ジェーンとピティーの大腿骨と脛骨の組織像はすべて、盛んに成長している幼体の特徴を示しており、これらは指数関数的な成長期にまだ入っていないと考えられた。これらのデータからは2)の仮説が最も可能性が高く、Carr (1999) や Carr and Williamson (2004) の形態学に基づく結論とも一致する。
ティラノサウルスの成体と幼体でニッチ分割をしていたということもよく聞くし、納得はするのであるが、ナノティランヌスという別種の捕食者もいるような複雑な生態系であって欲しいという気持ちもある。今回の研究は「ダメ押し」のようなもので、ナノティランヌス支持側の希望はかなり追い詰められたようにも見える。

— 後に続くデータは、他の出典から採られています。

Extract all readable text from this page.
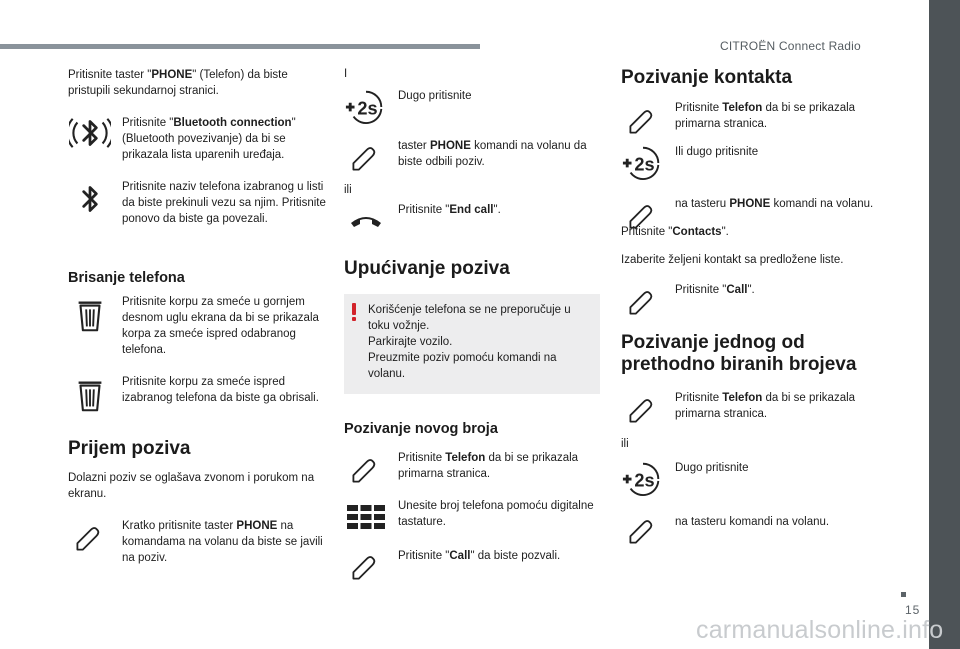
CITROËN Connect Radio
15
carmanualsonline.info

Pritisnite taster "PHONE" (Telefon) da biste pristupili sekundarnoj stranici.

Pritisnite "Bluetooth connection" (Bluetooth povezivanje) da bi se prikazala lista uparenih uređaja.

Pritisnite naziv telefona izabranog u listi da biste prekinuli vezu sa njim. Pritisnite ponovo da biste ga povezali.

Brisanje telefona

Pritisnite korpu za smeće u gornjem desnom uglu ekrana da bi se prikazala korpa za smeće ispred odabranog telefona.

Pritisnite korpu za smeće ispred izabranog telefona da biste ga obrisali.

Prijem poziva

Dolazni poziv se oglašava zvonom i porukom na ekranu.

Kratko pritisnite taster PHONE na komandama na volanu da biste se javili na poziv.

I

2s

Dugo pritisnite

taster PHONE komandi na volanu da biste odbili poziv.

ili

Pritisnite "End call".

Upućivanje poziva

Korišćenje telefona se ne preporučuje u toku vožnje.
Parkirajte vozilo.
Preuzmite poziv pomoću komandi na volanu.

Pozivanje novog broja

Pritisnite Telefon da bi se prikazala primarna stranica.

Unesite broj telefona pomoću digitalne tastature.

Pritisnite "Call" da biste pozvali.

Pozivanje kontakta

Pritisnite Telefon da bi se prikazala primarna stranica.

2s

Ili dugo pritisnite

na tasteru PHONE komandi na volanu.

Pritisnite "Contacts".

Izaberite željeni kontakt sa predložene liste.

Pritisnite "Call".

Pozivanje jednog od prethodno biranih brojeva

Pritisnite Telefon da bi se prikazala primarna stranica.

ili

2s

Dugo pritisnite

na tasteru komandi na volanu.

論文の表現をそのまま用いたが、昨今のポリコレの風潮では”ピグミー”ティラノサウルスという書き方はまずいのかな。。
参考文献
H. N. Woodward, K. Tremaine, S. A. Williams, L. E. Zanno, J. R. Horner, N. Myhrvold, Growing up Tyrannosaurus rex: Osteohistology refutes the pygmy “Nanotyrannus” and supports ontogenetic niche partitioning in juvenile Tyrannosaurus. Sci. Adv. 6, eaax6250 (2020).